As diplomats soon face major negotiating decisions, they will be confronting more than the chilling winds of an early spring in New York as they rush to enter a shelter for a historic anti-nuclear pow-wow. The chillier winds of dissuasion will be felt.
Einstein once posited that the control of atomic energy release represents the greatest revolutionary force brought into the world since prehistoric discoveries of fire. Certainly, nukes meet the test of a possession worth protecting at all costs, at least to the kind of person or culture attracted to that sort of thing.
We should never underestimate the compelling power of mental and defensive tactics used by persons and cultures throughout history for the protection and preservation of deeply coveted—and dark—possessions! Related to this point, much has been obscured from the views of both citizens and global leaders—and even scientists—about the biological threats posed by nuclear weapons, the result of careful corruption of knowledge and thought about such effects by seemingly credible and concerned sources.

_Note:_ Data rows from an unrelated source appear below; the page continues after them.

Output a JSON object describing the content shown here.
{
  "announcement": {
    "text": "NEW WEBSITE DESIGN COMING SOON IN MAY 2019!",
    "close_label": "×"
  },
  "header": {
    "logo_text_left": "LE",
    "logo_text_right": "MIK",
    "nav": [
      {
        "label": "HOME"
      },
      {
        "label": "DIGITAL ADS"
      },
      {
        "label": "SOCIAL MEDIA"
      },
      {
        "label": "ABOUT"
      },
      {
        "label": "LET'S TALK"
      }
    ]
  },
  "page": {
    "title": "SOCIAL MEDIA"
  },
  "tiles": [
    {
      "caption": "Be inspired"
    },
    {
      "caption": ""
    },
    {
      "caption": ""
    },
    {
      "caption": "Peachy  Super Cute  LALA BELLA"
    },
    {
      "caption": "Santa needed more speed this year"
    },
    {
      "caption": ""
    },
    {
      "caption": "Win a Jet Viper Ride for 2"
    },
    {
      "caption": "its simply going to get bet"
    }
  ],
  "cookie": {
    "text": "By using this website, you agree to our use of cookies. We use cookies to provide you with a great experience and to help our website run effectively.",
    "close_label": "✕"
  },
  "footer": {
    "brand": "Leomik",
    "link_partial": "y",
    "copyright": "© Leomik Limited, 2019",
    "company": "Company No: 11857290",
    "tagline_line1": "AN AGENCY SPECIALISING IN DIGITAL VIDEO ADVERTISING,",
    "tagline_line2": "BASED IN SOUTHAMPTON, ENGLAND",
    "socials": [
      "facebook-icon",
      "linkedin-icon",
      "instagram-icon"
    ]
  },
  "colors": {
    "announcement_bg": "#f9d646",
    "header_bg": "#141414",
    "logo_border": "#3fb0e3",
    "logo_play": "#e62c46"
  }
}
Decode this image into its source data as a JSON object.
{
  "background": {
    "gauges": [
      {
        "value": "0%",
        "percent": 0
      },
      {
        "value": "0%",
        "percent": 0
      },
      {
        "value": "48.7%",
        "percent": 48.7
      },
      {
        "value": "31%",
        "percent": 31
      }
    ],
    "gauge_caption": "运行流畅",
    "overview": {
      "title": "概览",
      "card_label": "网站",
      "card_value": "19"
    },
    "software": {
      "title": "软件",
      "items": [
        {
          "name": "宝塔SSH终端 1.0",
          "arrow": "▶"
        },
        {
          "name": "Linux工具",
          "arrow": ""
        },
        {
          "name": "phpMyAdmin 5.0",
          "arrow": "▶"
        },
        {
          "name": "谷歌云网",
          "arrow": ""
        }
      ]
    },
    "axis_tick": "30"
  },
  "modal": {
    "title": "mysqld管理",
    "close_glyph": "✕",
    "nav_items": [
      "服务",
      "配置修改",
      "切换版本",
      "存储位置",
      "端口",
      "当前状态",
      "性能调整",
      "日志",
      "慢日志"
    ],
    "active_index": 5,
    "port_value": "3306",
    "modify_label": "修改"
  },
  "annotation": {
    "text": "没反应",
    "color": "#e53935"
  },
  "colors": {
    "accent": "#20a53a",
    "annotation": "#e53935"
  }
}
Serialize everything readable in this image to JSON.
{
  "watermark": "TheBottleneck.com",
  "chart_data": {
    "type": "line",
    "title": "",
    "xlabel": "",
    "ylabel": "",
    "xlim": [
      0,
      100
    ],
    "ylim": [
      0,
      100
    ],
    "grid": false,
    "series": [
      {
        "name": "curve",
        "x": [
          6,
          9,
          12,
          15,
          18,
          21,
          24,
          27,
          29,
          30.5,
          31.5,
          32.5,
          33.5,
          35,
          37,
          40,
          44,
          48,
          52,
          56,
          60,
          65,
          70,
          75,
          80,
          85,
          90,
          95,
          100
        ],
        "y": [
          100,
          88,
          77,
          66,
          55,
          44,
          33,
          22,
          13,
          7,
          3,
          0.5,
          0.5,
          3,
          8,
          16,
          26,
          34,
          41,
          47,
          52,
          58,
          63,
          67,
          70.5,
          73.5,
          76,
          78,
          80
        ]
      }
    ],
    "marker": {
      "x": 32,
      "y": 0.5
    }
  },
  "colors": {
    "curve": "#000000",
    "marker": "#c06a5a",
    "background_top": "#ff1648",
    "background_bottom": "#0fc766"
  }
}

The writing of the evolutionary last chapters of Earth’s social mammalian creatures with high intelligence will be determined by how international forums counter tactics that get in the way of clear logic and navigate global political games that appear to have no clear goal posts.
The ink is still wet. There is an exit to this road trip to madness marked ‘Ban.’ As we depress the turn signal, and move boldly in a direction towards a ban, the headwinds of resistance will in turn rise to a great gale force and threaten this effort, but humanity will deem it no greater a toll than the one it faces through inaction.
Andrew Kishner is an anti-nuclear author and activist.